KEY POINTS:
Hone Harawira created a minor flurry this week with his comments regarding John Howard's controversial programme to improve the lot of Aborigines in the Northern Territory.
There would have been a much bigger flurry if Helen Clark had called John Howard a racist bastard, or if John Key had said that if he was an Aborigine man, he'd have felt like going out and bashing someone.
But it was Harawira and really, what else can you expect from him? A charitable interpretation might be that he is a novice MP whose responses are always passionate and earthy; the less favourably inclined might see him as an inarticulate oik who's a liability to his political party. But ultimately, it doesn't matter what Harawira says, what I say, or what Howard says - what matters is coming up with strategies to help the Aborigine people.
The statistics make appalling reading. The sexual abuse, child suicide, mortality, deaths in police custody, the crime, unemployment, the gutwrenching poverty - every which way you read the stats, they show a picture of a people in dire straits.
And there's no doubt, the Aborigines have been extremely hard done by over the years. Successive Australian governments didn't so much smooth the pillow of a dying race, as use the pillow to try to smother the race out of existence.

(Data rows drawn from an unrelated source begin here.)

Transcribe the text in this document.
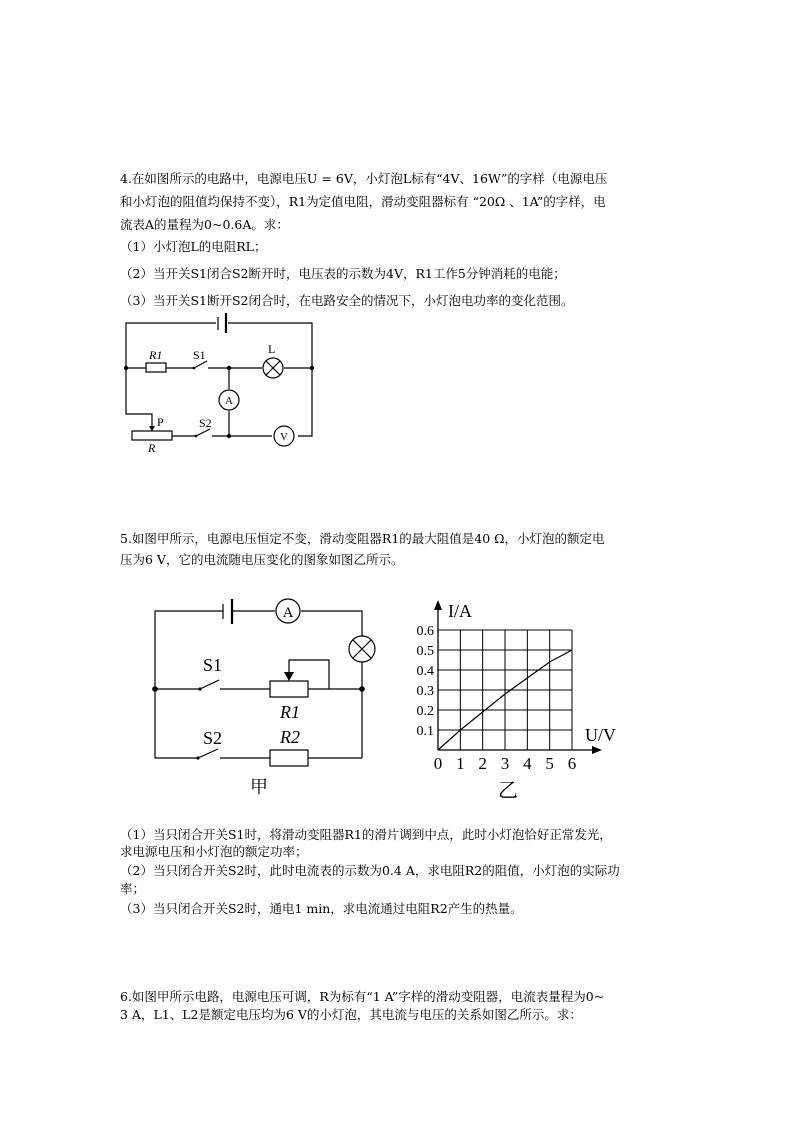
4.在如图所示的电路中，电源电压U = 6V，小灯泡L标有“4V、16W”的字样（电源电压
和小灯泡的阻值均保持不变），R1为定值电阻，滑动变阻器标有 “20Ω 、1A”的字样，电
流表A的量程为0~0.6A。求：
（1）小灯泡L的电阻RL；
（2）当开关S1闭合S2断开时，电压表的示数为4V，R1工作5分钟消耗的电能；
（3）当开关S1断开S2闭合时，在电路安全的情况下，小灯泡电功率的变化范围。
R1	S1	L
A
P
R
S2
V
5.如图甲所示，电源电压恒定不变，滑动变阻器R1的最大阻值是40 Ω，小灯泡的额定电
压为6 V，它的电流随电压变化的图象如图乙所示。
A
S1
R1
S2	R2
甲
0 1 2 3 4 5 6
0.1
0.2
0.3
0.4
0.5
0.6
I/A
U/V
乙
（1）当只闭合开关S1时，将滑动变阻器R1的滑片调到中点，此时小灯泡恰好正常发光，
求电源电压和小灯泡的额定功率；
（2）当只闭合开关S2时，此时电流表的示数为0.4 A，求电阻R2的阻值，小灯泡的实际功
率；
（3）当只闭合开关S2时，通电1 min，求电流通过电阻R2产生的热量。
6.如图甲所示电路，电源电压可调，R为标有“1 A”字样的滑动变阻器，电流表量程为0~
3 A，L1、L2是额定电压均为6 V的小灯泡，其电流与电压的关系如图乙所示。求：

And there is still much more that can be done on a government level but, in the meantime, how do you stop the atrocities going on right now?
Harawira didn't have an answer. He was quick to condemn, but he didn't have a lot to offer as an alternative solution.
And as for the Greens setting up a tent embassy in the Octagon in Dunedin to protest the Howard Government's actions - how absurd. It highlights all that is wrong with flabby lefties. How about taking the tent and pitching it among the communities that so desperately need help? Instead of informing people about Aboriginal issues, how about using that time and energy to effect change in people's lives?
Most of us know that Aborigines have been poorly treated - what's less well known is that between 1996 and 2005, there was a 40 per cent increase in the numbers of Aboriginal children and teenagers killing themselves. Researchers put the increase down to the high incidence of child abuse and domestic violence as well as the brain damage and paranoid psychosis that results from long-term use of solvents.
The loss of land and control over living conditions, the loss of spiritual belief systems, the institutionalised racism that existed for many years - all of this has contributed to the dreadful living conditions of many Aboriginal families. And all of these factors need to be addressed. But in the meantime, the people have to stop turning upon themselves and critically, they have to protect their own children. Leaders within the communities must take responsibility for ensuring that the children are seen as the future, rather than the only living creatures lower than Aboriginal adults on the Australian food chain.
There is much to blame the Australian Government for when it comes to the shocking statistics to do with all aspects of Aboriginal life - but the people only have themselves to blame for the damage they're doing to their kids. And to suggest otherwise would be patronising in the extreme.